Mother-of-seven Laila opens a box containing insulation packaging that will keep her family warm this winter.

Mother-of-seven Laila opens a box containing insulation packaging that will keep her family warm this winter. © UNHCR/N.Colt

ARBAT, Iraq, December 30 (UNHCR) More than 3,000 internally displaced Iraqis are living in Arbat camp three months after it opened to shelter to some of the 2 million people uprooted by conflict in northern and central Iraq in 2014.

They comprise some 660 families, including 40-year-old Laila, her husband Khalaf and their seven children. The family from Sinjar fled to the city of Suleymaniyah in northern Iraq’s Kurdistan region in August to escape the deadly advance in other parts of the country of militant forces.

They stayed in a partly built building with no windows or doors, but when temperatures began to drop in early December, and the US$200 monthly rent became too much to pay, Laila and Khalaf opted to move to one of Iraq’s growing number of tented camps.

Thousands of other internally displaced people have been doing the same thing as temperatures continue to drop and the job market contracts. Running short of financial resources, they hope to receive winter assistance in the safety of camps from organizations like UNHCR.

A television, satellite dish, bags of clothing, a tricycle and a refrigerator are piled up outside the two UNHCR tents at Arbat camp that Laila and her family now call home. “Tent camps are for those without money and who have nowhere to go,” says 46-year-old Khalaf, a former construction worker in Sinjar. “Those who complain most about living in camps can usually afford to live elsewhere.”

Here in Arbat, there is water, latrines, electricity, children’s areas and a monthly ration of food. But it is far from ideal. Most such camps across Iraq lack hot water while schools are still in the planning stage. Mud is a near-constant companion.

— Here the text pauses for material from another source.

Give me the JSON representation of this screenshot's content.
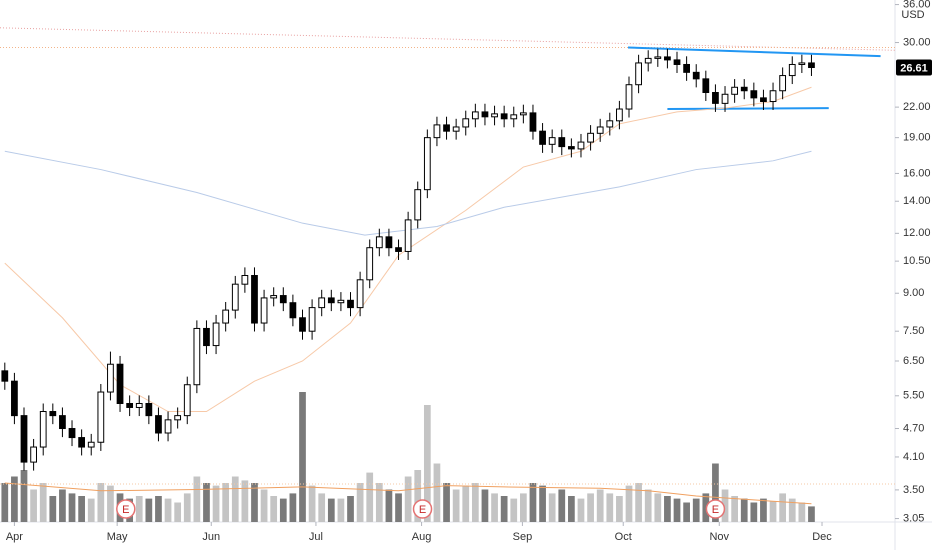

Arbat is just one of 24 camps for displaced Iraqis now open across the country. Another 17 are under construction, with almost all slated for completion by the end of January. There are more than 160,000 people living in these camps, but that number will likely more than double in the next few weeks.

While most of the displaced have now been moved out of schools, there are still tens of thousands living in unfinished buildings, with relatives, in rented apartments or in collective centres.

As of November, an estimated 40 per cent of the 2 million displaced were living in sub-standard shelter—that’s the population that UNHCR and other aid agencies have prioritized to ensure that they will remain warm and dry through the winter.

“We are in a race against the clock here,” says UNHCR Representative in Iraq Neill Wright. “We are making substantial progress, but the sheer numbers of those in need, and the fact that they are spread out across some 2,000 sites across Iraq, makes it a daunting challenge.”

The weatherproofing of thousands of houses and collective centres is under way, and, since early November, UNHCR has been airlifting to Iraq 25,000 tent insulation kits from a factory in Pakistan. Thousands have been distributed, tent-by-tent, to camp populations. The priority is to help those living in high elevations where the winter snow is falling.

One of those camps is Arbat. Earlier this month, on their move-in day, the Laila and her family received their tent insulation kit. Within 30 minutes they had laid out the polystyrene flooring panels and hung fibre liners along the walls— essentially creating a tent within a tent. Laila says camp life is far from ideal, but this winter, they can plan on being warm and dry.